How to Tackle Automated Testing in Legacy Systems: Practical Tips & Refactoring

Automated testing provides strong safeguards for system changes and catches defects early, but legacy systems with little or no test coverage make it hard to introduce automation, often leading to postponed testing efforts.

This creates a snowball effect: as system complexity grows, changes become riskier and harder, while the scope of needed automated tests expands.

Automation Test Types

Understanding the different types of automated tests helps choose the right approach. The main categories are unit tests, integration tests, end‑to‑end (E2E) tests, and performance tests, each targeting different layers and goals.

End‑to‑End Testing

E2E tests simulate full user interactions, verifying that the entire software stack works together. They ensure overall functionality but are slower, less stable, and costly to maintain, especially for legacy code. This article does not focus further on E2E testing.

Unit Testing

Unit tests focus on the smallest functional units (e.g., functions or methods) to validate core business logic. They are easy to set up and help catch defects early, but excessive unit tests can increase maintenance time and CI latency. Legacy systems often lack modularity, making unit test introduction difficult.

Integration Testing

Integration tests verify that multiple components cooperate correctly, such as database‑server interactions or API calls. They catch issues that unit tests miss but run slower and are less stable. Implementing them in legacy code often requires extensive mocking due to poor documentation.

Performance Testing

Performance tests assess response time, stability, and resource consumption under load, helping identify bottlenecks before release. They are resource‑intensive and hard to reproduce production environments accurately, yet remain important for legacy systems undergoing integration or traffic spikes.

What Should We Test?

After deciding to adopt unit or integration testing, classify code into four categories to guide testing strategy:

Trivial Code : Simple getters/setters with minimal impact; usually no tests needed.

Core Code : Business logic, data transformation, and decision‑making; priority for unit and integration tests.

Coordinator : Bridges between components (e.g., controllers); typically covered by integration tests.

Spaghetti Code : Large, tangled sections that mix many responsibilities; refactor before testing.

Refactoring

Refactoring reorganizes existing code without changing external behavior, aiming to simplify design, improve readability, and enhance testability. Splitting large functions into smaller, focused ones makes the code more modular.
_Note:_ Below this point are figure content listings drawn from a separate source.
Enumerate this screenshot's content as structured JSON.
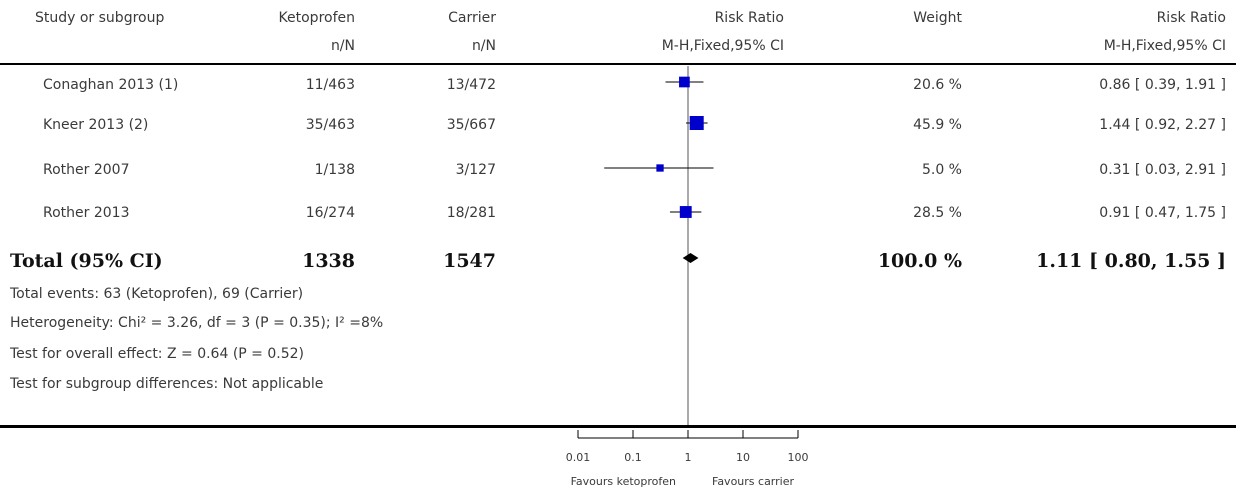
{
  "header": {
    "col_study": "Study or subgroup",
    "col_exp": "Ketoprofen",
    "col_ctl": "Carrier",
    "col_rr": "Risk Ratio",
    "col_weight": "Weight",
    "col_rr2": "Risk Ratio",
    "sub_exp": "n/N",
    "sub_ctl": "n/N",
    "sub_rr": "M-H,Fixed,95% CI",
    "sub_rr2": "M-H,Fixed,95% CI"
  },
  "rows": [
    {
      "study": "Conaghan 2013 (1)",
      "exp": "11/463",
      "ctl": "13/472",
      "weight": "20.6 %",
      "ci": "0.86 [ 0.39, 1.91 ]"
    },
    {
      "study": "Kneer 2013 (2)",
      "exp": "35/463",
      "ctl": "35/667",
      "weight": "45.9 %",
      "ci": "1.44 [ 0.92, 2.27 ]"
    },
    {
      "study": "Rother 2007",
      "exp": "1/138",
      "ctl": "3/127",
      "weight": "5.0 %",
      "ci": "0.31 [ 0.03, 2.91 ]"
    },
    {
      "study": "Rother 2013",
      "exp": "16/274",
      "ctl": "18/281",
      "weight": "28.5 %",
      "ci": "0.91 [ 0.47, 1.75 ]"
    }
  ],
  "total": {
    "label": "Total (95% CI)",
    "exp": "1338",
    "ctl": "1547",
    "weight": "100.0 %",
    "ci": "1.11 [ 0.80, 1.55 ]"
  },
  "footer": {
    "events": "Total events: 63 (Ketoprofen), 69 (Carrier)",
    "heterogeneity": "Heterogeneity: Chi² = 3.26, df = 3 (P = 0.35); I² =8%",
    "overall": "Test for overall effect: Z = 0.64 (P = 0.52)",
    "subgroup": "Test for subgroup differences: Not applicable"
  },
  "axis": {
    "favours_left": "Favours ketoprofen",
    "favours_right": "Favours carrier"
  },
  "colors": {
    "marker": "#0000cc",
    "line": "#000000"
  },
  "chart_data": {
    "type": "forest",
    "scale": "log",
    "xlim": [
      0.01,
      100
    ],
    "ticks": [
      0.01,
      0.1,
      1,
      10,
      100
    ],
    "tick_labels": [
      "0.01",
      "0.1",
      "1",
      "10",
      "100"
    ],
    "null_value": 1,
    "studies": [
      {
        "name": "Conaghan 2013 (1)",
        "rr": 0.86,
        "lo": 0.39,
        "hi": 1.91,
        "weight": 20.6
      },
      {
        "name": "Kneer 2013 (2)",
        "rr": 1.44,
        "lo": 0.92,
        "hi": 2.27,
        "weight": 45.9
      },
      {
        "name": "Rother 2007",
        "rr": 0.31,
        "lo": 0.03,
        "hi": 2.91,
        "weight": 5.0
      },
      {
        "name": "Rother 2013",
        "rr": 0.91,
        "lo": 0.47,
        "hi": 1.75,
        "weight": 28.5
      }
    ],
    "pooled": {
      "rr": 1.11,
      "lo": 0.8,
      "hi": 1.55
    }
  }
}
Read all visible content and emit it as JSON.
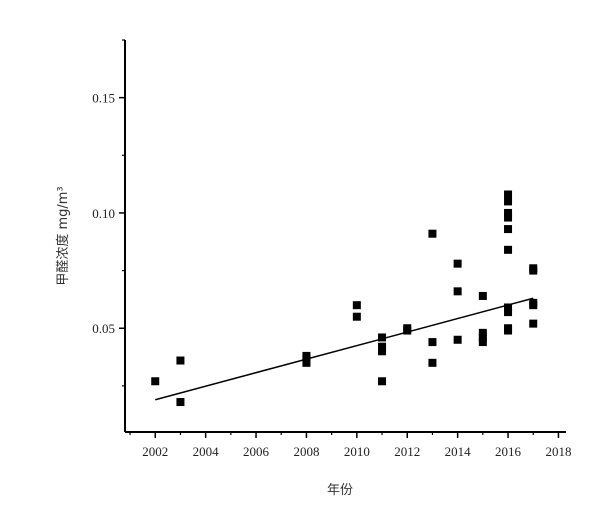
{
  "chart_data": {
    "type": "scatter",
    "xlabel": "年份",
    "ylabel": "甲醛浓度 mg/m³",
    "xlim": [
      2000.8,
      2018.3
    ],
    "ylim": [
      0.005,
      0.175
    ],
    "x_ticks": [
      2002,
      2004,
      2006,
      2008,
      2010,
      2012,
      2014,
      2016,
      2018
    ],
    "x_tick_labels": [
      "2002",
      "2004",
      "2006",
      "2008",
      "2010",
      "2012",
      "2014",
      "2016",
      "2018"
    ],
    "y_ticks": [
      0.05,
      0.1,
      0.15
    ],
    "y_tick_labels": [
      "0.05",
      "0.10",
      "0.15"
    ],
    "grid": false,
    "series": [
      {
        "points": [
          [
            2002,
            0.027
          ],
          [
            2003,
            0.036
          ],
          [
            2003,
            0.018
          ],
          [
            2008,
            0.038
          ],
          [
            2008,
            0.037
          ],
          [
            2008,
            0.035
          ],
          [
            2010,
            0.06
          ],
          [
            2010,
            0.055
          ],
          [
            2011,
            0.046
          ],
          [
            2011,
            0.042
          ],
          [
            2011,
            0.04
          ],
          [
            2011,
            0.027
          ],
          [
            2012,
            0.05
          ],
          [
            2012,
            0.049
          ],
          [
            2013,
            0.091
          ],
          [
            2013,
            0.044
          ],
          [
            2013,
            0.035
          ],
          [
            2014,
            0.078
          ],
          [
            2014,
            0.066
          ],
          [
            2014,
            0.045
          ],
          [
            2015,
            0.064
          ],
          [
            2015,
            0.048
          ],
          [
            2015,
            0.046
          ],
          [
            2015,
            0.044
          ],
          [
            2016,
            0.108
          ],
          [
            2016,
            0.105
          ],
          [
            2016,
            0.1
          ],
          [
            2016,
            0.098
          ],
          [
            2016,
            0.093
          ],
          [
            2016,
            0.084
          ],
          [
            2016,
            0.059
          ],
          [
            2016,
            0.057
          ],
          [
            2016,
            0.05
          ],
          [
            2016,
            0.049
          ],
          [
            2017,
            0.076
          ],
          [
            2017,
            0.075
          ],
          [
            2017,
            0.061
          ],
          [
            2017,
            0.06
          ],
          [
            2017,
            0.052
          ]
        ]
      }
    ],
    "trendline": {
      "x": [
        2002,
        2017
      ],
      "y": [
        0.019,
        0.063
      ]
    }
  }
}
Consider the following Java example before refactoring:

public class UserDataProcessor {
    public void processUserData(String name, int age, String address) {
        if (name == null || name.isEmpty()) {
            throw new IllegalArgumentException("Name cannot be empty");
        }
        if (age < 0 || age > 120) {
            throw new IllegalArgumentException("Invalid age");
        }
        if (address == null || address.isEmpty()) {
            throw new IllegalArgumentException("Address cannot be empty");
        }
        // Main processing logic
        // ...
        Logger.log("Processed data - Name: " + name + ", Age: " + age + ", Address: " + address);
    }
}

The method mixes validation, processing, and logging, making it hard to test. After refactoring:

public class UserDataProcessor {
    public void processUserData(String name, int age, String address) {
        validateUserData(name, age, address);
        processMainLogic(name, age, address);
        logProcessedData(name, age, address);
    }

    private void validateUserData(String name, int age, String address) {
        if (name == null || name.isEmpty()) {
            throw new IllegalArgumentException("Name cannot be empty");
        }
        if (age < 0 || age > 120) {
            throw new IllegalArgumentException("Invalid age");
        }
        if (address == null || address.isEmpty()) {
            throw new IllegalArgumentException("Address cannot be empty");
        }
    }

    private void processMainLogic(String name, int age, String address) {
        // Main processing logic
        // ...
    }

    private void logProcessedData(String name, int age, String address) {
        Logger.log("FunTester - Processed data - Name: " + name + ", Age: " + age + ", Address: " + address);
    }
}

Now processUserData acts as a coordinator, delegating to clearly defined sub‑functions that can be unit‑tested independently.

Refactoring Principles

Good refactoring follows established principles. SOLID principles are especially useful for improving testability and maintainability:

Single Responsibility Principle : Each class or module should have one reason to change.

Open‑Closed Principle : Software entities should be open for extension but closed for modification.

Liskov Substitution Principle : Subtypes must be substitutable for their base types without altering correctness.

Interface Segregation Principle : Interfaces should be small and specific to client needs.

Dependency Inversion Principle : High‑level modules should depend on abstractions, not concrete implementations.

Applying SOLID while refactoring legacy code helps create smaller, testable units and reduces technical debt, enabling gradual improvement of test coverage and code quality.